He contemplado
procesiones en los más variados y pintorescos lugares y con frecuencia, por cumplimiento del convenio colectivo, he
tenido que formar parte integrante del piadoso cortejo. Pero hoy, sorpresas que
da la vida, me he superado con creces. A ver ¿quién de vosotros ustedes ha
presenciado una procesión desde la visual de los delfines?
Andaba
dando brazadas entre las sosegadas olas del mediodía cuando escucho un repicar
vibrante de las campanas y oteo a lo lejos una pequeña flotilla de
embarcaciones pesqueras y deportivas que se van acercando a la línea en la que
yo me estoy bañando. Al frente un pequeño barco pesquero adornado con
guirnaldas y banderas españolas y andaluzas y en la proa una imagen deslumbrante
de la Virgen del Carmen sentada sosteniendo al niño divino. Según se va
acercando a la orilla, los cientos de bañistas que pueblan la playa se van
agolpando a su alrededor metiéndose en el agua o permaneciendo en la arena
frente a la nave, gritando vivas y guapa, aplaudiendo y levantando las brazos
con gestos de alborozo y saludo. Desde luego fue un espectáculo impresionante el que ofrecía
aquella masa ingente de devotos. No se me pusieron los pelos de punta porque los
tenía a remojo, pero estuve a punto de dar coletazos de entusiasmo. Ciertamente Andalucía es la tierra y el agua
de María Santísima.
Por
lo demás, hoy me ha tocado compartir espacio con una especie de asentamiento
volante del hogar del pensionista de Jerez. Un grupo de matrimonios jubilados,
comandados por el Lele, un andaluz pequeño y desgarbado que más que hablar
pregonaba y que iba recibiendo a los colegas e indicándoles dónde colocar las
hamacas con salidas de este cariz: “Me caguen en el co… (piiii) de tu tía frasquita”, frase que tiene su intríngulis
si se piensa despacio en lo de llevarlo a cabo.
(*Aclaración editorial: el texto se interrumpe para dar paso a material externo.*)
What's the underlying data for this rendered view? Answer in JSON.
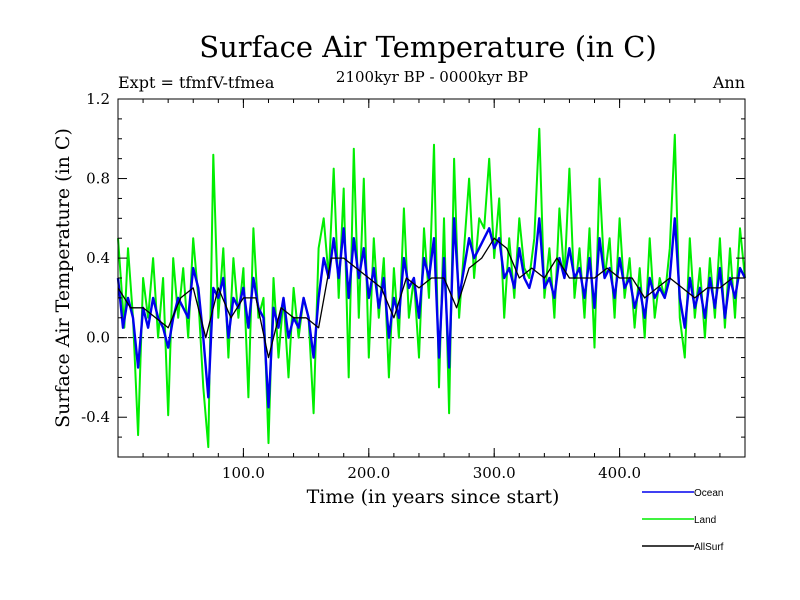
{
  "chart_data": {
    "type": "line",
    "title": "Surface Air Temperature (in C)",
    "subtitle": "2100kyr BP - 0000kyr BP",
    "left_label": "Expt = tfmfV-tfmea",
    "right_label": "Ann",
    "xlabel": "Time (in years since start)",
    "ylabel": "Surface Air Temperature (in C)",
    "xlim": [
      0,
      500
    ],
    "ylim": [
      -0.6,
      1.2
    ],
    "xticks": [
      100,
      200,
      300,
      400
    ],
    "xtick_labels": [
      "100.0",
      "200.0",
      "300.0",
      "400.0"
    ],
    "yticks": [
      -0.4,
      0.0,
      0.4,
      0.8,
      1.2
    ],
    "ytick_labels": [
      "-0.4",
      "0.0",
      "0.4",
      "0.8",
      "1.2"
    ],
    "zero_line": true,
    "legend_position": "bottom-right",
    "series": [
      {
        "name": "Land",
        "color": "#00ee00",
        "x": [
          0,
          5,
          8,
          12,
          16,
          20,
          24,
          28,
          32,
          36,
          40,
          44,
          48,
          52,
          56,
          60,
          64,
          68,
          72,
          76,
          80,
          84,
          88,
          92,
          96,
          100,
          104,
          108,
          112,
          116,
          120,
          124,
          128,
          132,
          136,
          140,
          144,
          148,
          152,
          156,
          160,
          164,
          168,
          172,
          176,
          180,
          184,
          188,
          192,
          196,
          200,
          204,
          208,
          212,
          216,
          220,
          224,
          228,
          232,
          236,
          240,
          244,
          248,
          252,
          256,
          260,
          264,
          268,
          272,
          276,
          280,
          284,
          288,
          292,
          296,
          300,
          304,
          308,
          312,
          316,
          320,
          324,
          328,
          332,
          336,
          340,
          344,
          348,
          352,
          356,
          360,
          364,
          368,
          372,
          376,
          380,
          384,
          388,
          392,
          396,
          400,
          404,
          408,
          412,
          416,
          420,
          424,
          428,
          432,
          436,
          440,
          444,
          448,
          452,
          456,
          460,
          464,
          468,
          472,
          476,
          480,
          484,
          488,
          492,
          496,
          500
        ],
        "values": [
          0.5,
          0.05,
          0.45,
          0.1,
          -0.49,
          0.3,
          0.1,
          0.4,
          0.0,
          0.3,
          -0.39,
          0.4,
          0.1,
          0.35,
          0.0,
          0.5,
          0.2,
          -0.25,
          -0.55,
          0.92,
          0.1,
          0.45,
          -0.1,
          0.4,
          0.1,
          0.35,
          -0.3,
          0.55,
          0.1,
          0.2,
          -0.53,
          0.3,
          -0.1,
          0.2,
          -0.2,
          0.25,
          0.0,
          0.2,
          0.1,
          -0.38,
          0.45,
          0.6,
          0.3,
          0.85,
          0.2,
          0.75,
          -0.2,
          0.95,
          0.1,
          0.8,
          -0.1,
          0.5,
          0.1,
          0.4,
          -0.2,
          0.35,
          0.0,
          0.65,
          0.1,
          0.3,
          -0.1,
          0.55,
          0.2,
          0.97,
          -0.25,
          0.6,
          -0.38,
          0.9,
          0.1,
          0.45,
          0.8,
          0.3,
          0.6,
          0.55,
          0.9,
          0.4,
          0.7,
          0.1,
          0.5,
          0.2,
          0.6,
          0.35,
          0.3,
          0.5,
          1.05,
          0.2,
          0.45,
          0.1,
          0.65,
          0.3,
          0.85,
          0.2,
          0.45,
          0.1,
          0.55,
          -0.05,
          0.8,
          0.3,
          0.5,
          0.1,
          0.6,
          0.2,
          0.4,
          0.05,
          0.35,
          0.0,
          0.5,
          0.1,
          0.3,
          0.2,
          0.45,
          1.02,
          0.1,
          -0.1,
          0.5,
          0.1,
          0.35,
          0.0,
          0.4,
          0.1,
          0.5,
          0.05,
          0.45,
          0.1,
          0.55,
          0.3
        ]
      },
      {
        "name": "Ocean",
        "color": "#0000ee",
        "x": [
          0,
          4,
          8,
          12,
          16,
          20,
          24,
          28,
          32,
          36,
          40,
          44,
          48,
          52,
          56,
          60,
          64,
          68,
          72,
          76,
          80,
          84,
          88,
          92,
          96,
          100,
          104,
          108,
          112,
          116,
          120,
          124,
          128,
          132,
          136,
          140,
          144,
          148,
          152,
          156,
          160,
          164,
          168,
          172,
          176,
          180,
          184,
          188,
          192,
          196,
          200,
          204,
          208,
          212,
          216,
          220,
          224,
          228,
          232,
          236,
          240,
          244,
          248,
          252,
          256,
          260,
          264,
          268,
          272,
          276,
          280,
          284,
          288,
          292,
          296,
          300,
          304,
          308,
          312,
          316,
          320,
          324,
          328,
          332,
          336,
          340,
          344,
          348,
          352,
          356,
          360,
          364,
          368,
          372,
          376,
          380,
          384,
          388,
          392,
          396,
          400,
          404,
          408,
          412,
          416,
          420,
          424,
          428,
          432,
          436,
          440,
          444,
          448,
          452,
          456,
          460,
          464,
          468,
          472,
          476,
          480,
          484,
          488,
          492,
          496,
          500
        ],
        "values": [
          0.3,
          0.05,
          0.2,
          0.1,
          -0.15,
          0.15,
          0.05,
          0.2,
          0.1,
          0.05,
          -0.05,
          0.1,
          0.2,
          0.15,
          0.1,
          0.35,
          0.25,
          0.0,
          -0.3,
          0.25,
          0.2,
          0.3,
          0.0,
          0.2,
          0.15,
          0.25,
          0.05,
          0.3,
          0.15,
          0.1,
          -0.35,
          0.15,
          0.05,
          0.2,
          0.0,
          0.1,
          0.05,
          0.2,
          0.1,
          -0.1,
          0.2,
          0.4,
          0.3,
          0.5,
          0.3,
          0.55,
          0.2,
          0.5,
          0.3,
          0.45,
          0.2,
          0.35,
          0.15,
          0.3,
          0.0,
          0.2,
          0.1,
          0.4,
          0.25,
          0.3,
          0.1,
          0.4,
          0.3,
          0.5,
          -0.1,
          0.4,
          -0.15,
          0.6,
          0.2,
          0.35,
          0.5,
          0.4,
          0.45,
          0.5,
          0.55,
          0.45,
          0.5,
          0.3,
          0.35,
          0.25,
          0.45,
          0.3,
          0.25,
          0.35,
          0.6,
          0.25,
          0.3,
          0.2,
          0.4,
          0.3,
          0.45,
          0.3,
          0.35,
          0.2,
          0.4,
          0.15,
          0.5,
          0.3,
          0.35,
          0.2,
          0.4,
          0.25,
          0.3,
          0.15,
          0.25,
          0.1,
          0.3,
          0.2,
          0.25,
          0.2,
          0.3,
          0.6,
          0.2,
          0.05,
          0.3,
          0.15,
          0.25,
          0.1,
          0.3,
          0.15,
          0.35,
          0.1,
          0.3,
          0.2,
          0.35,
          0.3
        ]
      },
      {
        "name": "AllSurf",
        "color": "#000000",
        "x": [
          0,
          10,
          20,
          30,
          40,
          50,
          60,
          70,
          80,
          90,
          100,
          110,
          120,
          130,
          140,
          150,
          160,
          170,
          180,
          190,
          200,
          210,
          220,
          230,
          240,
          250,
          260,
          270,
          280,
          290,
          300,
          310,
          320,
          330,
          340,
          350,
          360,
          370,
          380,
          390,
          400,
          410,
          420,
          430,
          440,
          450,
          460,
          470,
          480,
          490,
          500
        ],
        "values": [
          0.25,
          0.15,
          0.15,
          0.1,
          0.05,
          0.2,
          0.25,
          0.0,
          0.25,
          0.1,
          0.2,
          0.2,
          -0.1,
          0.15,
          0.1,
          0.1,
          0.05,
          0.4,
          0.4,
          0.35,
          0.3,
          0.25,
          0.1,
          0.3,
          0.25,
          0.3,
          0.3,
          0.15,
          0.35,
          0.4,
          0.5,
          0.45,
          0.3,
          0.35,
          0.3,
          0.4,
          0.3,
          0.3,
          0.3,
          0.35,
          0.3,
          0.3,
          0.2,
          0.25,
          0.3,
          0.25,
          0.2,
          0.25,
          0.25,
          0.3,
          0.3
        ]
      }
    ]
  }
}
Poco amigo del sobeo de las
cremas él defiende el axioma de que lo eficaz es echarse aceite de oliva, y puestos, pienso para mis adentros, un poquito de vinagre.
Yo al Lele, con su gorra gris de marinero que
heredaría de Spencer Trecy cuando estuvo rondado por estos mares la del Viejo
y el Mar, le he apodado “Er señor de las Mareas”, leed bien, no el que “las marea”, que también, porque les ha
dado a sus dóciles compañeros, reacios a poner sus ajuares tan cerca del
oleaje, toda una espléndida plática de cómo y cuándo se dan las mareas y ahora,
joer, fiaros, esto no sube. Persuasivo no me pareció, me bastó observar que algunas de las
recatadas damas solo escucharle se colocaron los cachivaches encima de las
piernas y ahí los aguantaron durante
toda la mañana. Fue él también el que impulsó al grupo a la aventura, corriendo
entre gritos de ¡qué buena está hoy! y lanzándose al océano en el que braceó a
crol sin quitarse la gorra y manteniendo la cabeza fuera de agua con cuello de
cisne, como esas señoras que van a la piscina media hora después de haber
estado en el peluquero. El éxito fue similar, no hubo más nadadores y así me quedé con las ganas de asistir a un
ejercicio de natación sincronizada dirigida por el Lele.
Cuando les
dejé se habían puesto a jugar. No a lo que estáis pensando. Lo del Bingo en la
playa tiene mala salida: monedas de céntimos y arena no hacen buenas migas, y
menos cuando te falla la vista. Jugaban
al parchís en un tablero pintado en la toalla con unas fichas descomunales y un
dado que había que tirar con las dos manos.
Y ésta fue la
crónica de la jornada. La última por ahora. Mañana termina mi idílica estancia en esta playa encantada. Y cuando te expulsan del paraíso lo único
que te apetece es llorar y eso se hace en la intimidad. Cerramos el capítulo de Chipiona, pero
las perseidas siguen rasgando y embelleciendo los cielos de mi verano y el
vuestro. Lo importante es descubrirlas y lo mejor es compartir la aparición de
su paso fugaz y brillante con otro o con otros,
poder señalarlas estirando bien el dedo y decir: “mira, allí, allí hay otra…”.